Blockchain analytics company Global Ledger’s latest investigation shows that the Russian cryptocurrency exchange Garantex, which was sanctioned by the West, is resuming operations and continues to process funds through hidden payment architectures. Despite its servers being previously seized and its business being targeted by the international community, on-chain evidence indicates that the platform has quietly restarted recently and has transferred tens of millions of dollars in assets to users.
The investigation found that researchers tracked multiple new wallets linked to Garantex on the Bitcoin and Ethereum networks, holding a total of over $34 million in cryptocurrency, of which at least $25 million has been paid to former users.

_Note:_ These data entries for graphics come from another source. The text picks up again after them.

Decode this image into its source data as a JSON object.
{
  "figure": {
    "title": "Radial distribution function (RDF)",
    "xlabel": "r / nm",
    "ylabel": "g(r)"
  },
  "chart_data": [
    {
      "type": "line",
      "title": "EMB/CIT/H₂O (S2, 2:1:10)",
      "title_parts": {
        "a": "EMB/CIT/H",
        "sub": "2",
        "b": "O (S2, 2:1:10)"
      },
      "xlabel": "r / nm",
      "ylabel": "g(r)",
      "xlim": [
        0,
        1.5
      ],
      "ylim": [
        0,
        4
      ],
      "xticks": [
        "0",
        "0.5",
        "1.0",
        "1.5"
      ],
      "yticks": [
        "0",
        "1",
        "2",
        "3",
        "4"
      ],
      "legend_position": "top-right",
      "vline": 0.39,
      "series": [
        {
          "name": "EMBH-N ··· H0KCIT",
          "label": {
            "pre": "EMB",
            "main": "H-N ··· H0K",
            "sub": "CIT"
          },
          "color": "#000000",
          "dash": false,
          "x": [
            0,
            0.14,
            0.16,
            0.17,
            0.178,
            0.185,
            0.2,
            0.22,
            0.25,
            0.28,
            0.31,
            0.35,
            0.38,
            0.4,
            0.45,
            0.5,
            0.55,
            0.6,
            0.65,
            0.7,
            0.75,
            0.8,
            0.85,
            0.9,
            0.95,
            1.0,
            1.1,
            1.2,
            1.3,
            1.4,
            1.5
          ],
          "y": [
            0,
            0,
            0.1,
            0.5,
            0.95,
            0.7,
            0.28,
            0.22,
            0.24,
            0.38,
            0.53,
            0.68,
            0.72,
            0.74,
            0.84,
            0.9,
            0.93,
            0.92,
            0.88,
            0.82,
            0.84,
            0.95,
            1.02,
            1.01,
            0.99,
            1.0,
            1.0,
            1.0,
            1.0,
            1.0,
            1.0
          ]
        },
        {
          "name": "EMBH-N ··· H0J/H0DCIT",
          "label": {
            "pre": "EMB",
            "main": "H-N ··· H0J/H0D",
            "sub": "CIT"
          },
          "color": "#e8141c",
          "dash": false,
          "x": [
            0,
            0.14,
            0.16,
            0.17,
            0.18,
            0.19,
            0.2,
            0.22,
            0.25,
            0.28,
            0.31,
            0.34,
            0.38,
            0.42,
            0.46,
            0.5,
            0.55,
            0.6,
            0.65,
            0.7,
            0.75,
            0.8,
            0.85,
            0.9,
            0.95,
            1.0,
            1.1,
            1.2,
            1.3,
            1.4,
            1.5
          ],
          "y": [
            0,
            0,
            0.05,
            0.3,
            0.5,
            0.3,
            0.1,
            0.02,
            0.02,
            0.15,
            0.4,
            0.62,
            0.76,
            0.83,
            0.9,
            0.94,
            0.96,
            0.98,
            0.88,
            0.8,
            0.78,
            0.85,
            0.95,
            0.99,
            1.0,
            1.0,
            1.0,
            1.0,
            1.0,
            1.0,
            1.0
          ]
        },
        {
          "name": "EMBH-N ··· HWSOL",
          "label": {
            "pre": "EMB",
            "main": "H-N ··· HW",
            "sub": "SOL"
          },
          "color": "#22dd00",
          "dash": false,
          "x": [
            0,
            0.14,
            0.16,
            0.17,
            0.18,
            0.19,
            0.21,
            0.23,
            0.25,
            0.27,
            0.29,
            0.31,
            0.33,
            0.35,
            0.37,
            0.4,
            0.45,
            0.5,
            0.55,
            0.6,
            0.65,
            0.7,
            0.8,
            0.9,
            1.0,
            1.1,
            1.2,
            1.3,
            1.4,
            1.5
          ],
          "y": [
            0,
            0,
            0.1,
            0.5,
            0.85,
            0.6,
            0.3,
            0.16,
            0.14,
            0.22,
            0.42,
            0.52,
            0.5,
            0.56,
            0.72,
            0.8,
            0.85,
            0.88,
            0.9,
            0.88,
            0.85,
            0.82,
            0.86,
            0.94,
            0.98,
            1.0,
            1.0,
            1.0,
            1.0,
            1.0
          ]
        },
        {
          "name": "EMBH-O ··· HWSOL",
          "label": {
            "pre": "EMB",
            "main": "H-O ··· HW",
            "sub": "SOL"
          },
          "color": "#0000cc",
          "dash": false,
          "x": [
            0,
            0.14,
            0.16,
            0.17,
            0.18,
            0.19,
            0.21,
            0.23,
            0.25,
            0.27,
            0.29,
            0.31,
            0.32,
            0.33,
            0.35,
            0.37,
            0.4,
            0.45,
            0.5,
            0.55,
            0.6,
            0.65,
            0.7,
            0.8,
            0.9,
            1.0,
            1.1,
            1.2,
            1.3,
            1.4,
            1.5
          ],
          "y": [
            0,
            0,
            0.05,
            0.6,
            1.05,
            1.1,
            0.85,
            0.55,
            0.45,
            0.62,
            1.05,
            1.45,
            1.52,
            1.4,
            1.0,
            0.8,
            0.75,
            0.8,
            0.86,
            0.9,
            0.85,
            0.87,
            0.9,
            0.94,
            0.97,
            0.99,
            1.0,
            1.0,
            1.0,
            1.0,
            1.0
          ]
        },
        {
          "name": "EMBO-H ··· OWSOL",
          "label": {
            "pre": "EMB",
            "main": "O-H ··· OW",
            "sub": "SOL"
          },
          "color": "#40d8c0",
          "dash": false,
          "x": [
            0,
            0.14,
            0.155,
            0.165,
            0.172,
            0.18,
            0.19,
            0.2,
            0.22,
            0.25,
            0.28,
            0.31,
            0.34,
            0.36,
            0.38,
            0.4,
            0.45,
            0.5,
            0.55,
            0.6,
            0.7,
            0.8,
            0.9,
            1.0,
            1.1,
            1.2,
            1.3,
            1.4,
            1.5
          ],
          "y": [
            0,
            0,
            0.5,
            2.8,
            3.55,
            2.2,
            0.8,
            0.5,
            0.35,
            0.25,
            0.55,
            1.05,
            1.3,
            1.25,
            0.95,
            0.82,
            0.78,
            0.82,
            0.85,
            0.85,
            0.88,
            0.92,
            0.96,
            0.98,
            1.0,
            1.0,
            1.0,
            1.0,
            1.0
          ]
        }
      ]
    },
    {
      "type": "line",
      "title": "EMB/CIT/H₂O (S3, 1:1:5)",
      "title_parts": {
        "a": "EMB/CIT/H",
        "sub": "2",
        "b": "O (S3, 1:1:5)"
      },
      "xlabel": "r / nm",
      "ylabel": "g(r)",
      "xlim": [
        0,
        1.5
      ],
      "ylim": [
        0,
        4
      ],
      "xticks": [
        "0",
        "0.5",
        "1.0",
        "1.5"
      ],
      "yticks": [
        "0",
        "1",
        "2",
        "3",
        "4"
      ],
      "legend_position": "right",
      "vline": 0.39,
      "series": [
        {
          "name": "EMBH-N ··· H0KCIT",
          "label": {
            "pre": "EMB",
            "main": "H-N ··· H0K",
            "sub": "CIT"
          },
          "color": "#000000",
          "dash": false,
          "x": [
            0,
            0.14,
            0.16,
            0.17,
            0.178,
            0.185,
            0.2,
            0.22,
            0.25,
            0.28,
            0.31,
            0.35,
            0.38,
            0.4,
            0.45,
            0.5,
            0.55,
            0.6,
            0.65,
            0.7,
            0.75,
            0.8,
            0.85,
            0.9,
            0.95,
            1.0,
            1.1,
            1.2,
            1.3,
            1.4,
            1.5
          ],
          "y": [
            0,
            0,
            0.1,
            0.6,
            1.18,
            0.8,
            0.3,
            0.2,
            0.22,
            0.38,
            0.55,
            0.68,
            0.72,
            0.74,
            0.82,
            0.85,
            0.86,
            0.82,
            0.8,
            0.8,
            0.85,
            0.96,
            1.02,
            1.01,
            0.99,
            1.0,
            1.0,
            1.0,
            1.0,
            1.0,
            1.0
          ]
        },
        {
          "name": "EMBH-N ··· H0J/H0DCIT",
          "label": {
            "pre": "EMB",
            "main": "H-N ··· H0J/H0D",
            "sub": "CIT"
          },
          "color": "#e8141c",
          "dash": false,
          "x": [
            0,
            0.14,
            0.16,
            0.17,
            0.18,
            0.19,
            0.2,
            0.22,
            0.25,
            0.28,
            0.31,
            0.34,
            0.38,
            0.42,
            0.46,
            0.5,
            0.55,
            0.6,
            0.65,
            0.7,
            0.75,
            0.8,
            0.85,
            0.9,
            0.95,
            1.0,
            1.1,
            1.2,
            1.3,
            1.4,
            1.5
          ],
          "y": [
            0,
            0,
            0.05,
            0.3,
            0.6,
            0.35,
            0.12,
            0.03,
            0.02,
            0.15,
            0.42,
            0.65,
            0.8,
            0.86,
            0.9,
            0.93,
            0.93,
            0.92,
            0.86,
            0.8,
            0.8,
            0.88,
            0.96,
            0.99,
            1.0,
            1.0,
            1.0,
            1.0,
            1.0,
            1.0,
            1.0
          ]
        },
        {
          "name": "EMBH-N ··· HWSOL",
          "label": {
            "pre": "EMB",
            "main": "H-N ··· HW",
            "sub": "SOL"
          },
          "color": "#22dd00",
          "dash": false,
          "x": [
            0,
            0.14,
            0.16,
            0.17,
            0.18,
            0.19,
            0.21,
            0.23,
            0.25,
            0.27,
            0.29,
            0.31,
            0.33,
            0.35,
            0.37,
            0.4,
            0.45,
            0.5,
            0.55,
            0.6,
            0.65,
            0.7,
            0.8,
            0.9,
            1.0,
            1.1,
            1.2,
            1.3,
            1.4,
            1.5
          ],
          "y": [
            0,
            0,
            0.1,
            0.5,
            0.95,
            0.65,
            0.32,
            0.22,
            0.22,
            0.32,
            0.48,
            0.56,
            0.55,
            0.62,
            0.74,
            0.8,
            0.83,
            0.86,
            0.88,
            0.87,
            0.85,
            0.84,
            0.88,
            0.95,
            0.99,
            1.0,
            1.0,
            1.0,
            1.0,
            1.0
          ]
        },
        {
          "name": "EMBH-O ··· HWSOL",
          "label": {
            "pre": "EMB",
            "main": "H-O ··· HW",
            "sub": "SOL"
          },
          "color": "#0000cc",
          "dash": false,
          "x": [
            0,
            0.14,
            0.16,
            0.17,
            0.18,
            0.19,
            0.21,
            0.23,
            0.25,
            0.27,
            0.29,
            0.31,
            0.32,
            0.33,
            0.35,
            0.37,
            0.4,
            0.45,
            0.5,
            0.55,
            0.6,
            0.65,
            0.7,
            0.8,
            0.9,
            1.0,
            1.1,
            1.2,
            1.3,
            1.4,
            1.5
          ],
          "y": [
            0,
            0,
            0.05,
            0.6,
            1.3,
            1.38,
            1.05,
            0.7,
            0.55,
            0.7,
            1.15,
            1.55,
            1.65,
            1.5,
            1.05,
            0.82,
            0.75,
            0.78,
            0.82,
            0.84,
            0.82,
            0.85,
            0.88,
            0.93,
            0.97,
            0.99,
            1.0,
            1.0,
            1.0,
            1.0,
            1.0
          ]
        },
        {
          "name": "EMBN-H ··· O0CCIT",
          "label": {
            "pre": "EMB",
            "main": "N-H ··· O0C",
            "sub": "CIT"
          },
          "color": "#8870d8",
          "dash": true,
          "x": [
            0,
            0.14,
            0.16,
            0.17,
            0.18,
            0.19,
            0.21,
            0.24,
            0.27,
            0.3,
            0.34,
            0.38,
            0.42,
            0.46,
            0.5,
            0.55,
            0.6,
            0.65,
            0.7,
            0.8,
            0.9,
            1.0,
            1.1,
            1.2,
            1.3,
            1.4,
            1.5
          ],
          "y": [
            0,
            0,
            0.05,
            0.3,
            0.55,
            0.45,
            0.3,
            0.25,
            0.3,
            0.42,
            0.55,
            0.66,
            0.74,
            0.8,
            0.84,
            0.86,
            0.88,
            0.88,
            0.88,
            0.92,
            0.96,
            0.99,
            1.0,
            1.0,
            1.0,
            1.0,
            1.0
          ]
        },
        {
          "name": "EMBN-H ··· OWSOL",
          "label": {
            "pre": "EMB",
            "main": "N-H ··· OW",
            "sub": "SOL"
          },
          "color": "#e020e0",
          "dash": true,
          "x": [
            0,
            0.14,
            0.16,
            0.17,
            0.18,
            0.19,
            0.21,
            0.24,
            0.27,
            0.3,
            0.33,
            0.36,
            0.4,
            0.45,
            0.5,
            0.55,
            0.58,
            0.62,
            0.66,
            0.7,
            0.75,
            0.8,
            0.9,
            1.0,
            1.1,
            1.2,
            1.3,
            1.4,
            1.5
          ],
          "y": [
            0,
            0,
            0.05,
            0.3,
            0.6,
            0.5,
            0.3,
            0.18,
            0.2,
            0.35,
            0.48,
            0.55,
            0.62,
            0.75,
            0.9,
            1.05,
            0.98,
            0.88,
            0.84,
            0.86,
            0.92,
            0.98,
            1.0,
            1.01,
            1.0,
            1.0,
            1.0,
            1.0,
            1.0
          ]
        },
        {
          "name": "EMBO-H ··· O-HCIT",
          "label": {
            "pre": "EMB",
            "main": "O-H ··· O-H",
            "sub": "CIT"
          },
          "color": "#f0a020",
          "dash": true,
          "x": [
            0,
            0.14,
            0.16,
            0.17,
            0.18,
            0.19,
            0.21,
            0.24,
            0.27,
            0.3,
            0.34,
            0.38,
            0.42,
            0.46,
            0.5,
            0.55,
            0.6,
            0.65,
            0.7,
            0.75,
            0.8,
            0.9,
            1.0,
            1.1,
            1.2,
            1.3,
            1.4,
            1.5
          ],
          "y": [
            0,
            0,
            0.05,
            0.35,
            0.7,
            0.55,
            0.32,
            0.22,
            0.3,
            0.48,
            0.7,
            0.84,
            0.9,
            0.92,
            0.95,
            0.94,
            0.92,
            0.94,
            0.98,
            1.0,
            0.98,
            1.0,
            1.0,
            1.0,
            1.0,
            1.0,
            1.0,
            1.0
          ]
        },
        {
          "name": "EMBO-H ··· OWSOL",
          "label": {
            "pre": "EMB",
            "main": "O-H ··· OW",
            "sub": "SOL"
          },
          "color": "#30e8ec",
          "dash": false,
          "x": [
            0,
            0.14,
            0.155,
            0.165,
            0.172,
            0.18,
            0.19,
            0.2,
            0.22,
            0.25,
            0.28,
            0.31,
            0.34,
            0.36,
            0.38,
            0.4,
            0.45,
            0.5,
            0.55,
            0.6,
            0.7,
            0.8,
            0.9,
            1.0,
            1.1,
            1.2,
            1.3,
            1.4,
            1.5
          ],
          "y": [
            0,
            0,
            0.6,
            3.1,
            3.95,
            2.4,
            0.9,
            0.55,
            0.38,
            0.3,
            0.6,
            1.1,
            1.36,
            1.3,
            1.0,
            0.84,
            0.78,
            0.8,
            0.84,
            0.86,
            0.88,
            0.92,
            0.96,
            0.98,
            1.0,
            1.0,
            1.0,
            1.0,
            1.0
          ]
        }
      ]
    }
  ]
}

The flow of funds also exposes its methods of evading monitoring: Garantex uses mixing tools like Tornado Cash to obfuscate reserves, then jumps across networks via cross-chain bridges on Ethereum, Optimism, Arbitrum, and others, eventually consolidating into an aggregation wallet before transferring out to multiple payment accounts.
Notably, over 88% of Ethereum reserves remain untouched, indicating that current fund disbursements are only in the initial stage. The investigation also shows that the exchange’s operational model appears to have adapted to the digital asset financial system gradually established in Russia over the past two years.
Since 2024, Russia’s attitude toward cryptocurrencies has undergone a significant shift. The central bank, originally opposed to digital assets, now incorporates them as trade tools and is promoting the development of the national payment network A7. In 2025, A7 launched a stablecoin called A7A5 backed by the ruble, used to bypass banking restrictions and assist Russian companies in converting rubles into USDT for cross-border trade payments. On-chain data shows that the trading volume of A7A5 has exceeded $87 billion.
Garantex’s renewed activity further indicates that Russia is building an alternative payment system through multi-layered crypto structures to evade sanctions and sustain international trade flows. Global Ledger points out that this evidence reflects a broader trend: more and more countries are developing new cryptocurrency-based payment channels to weaken the impact of traditional sanctions and financial blockades.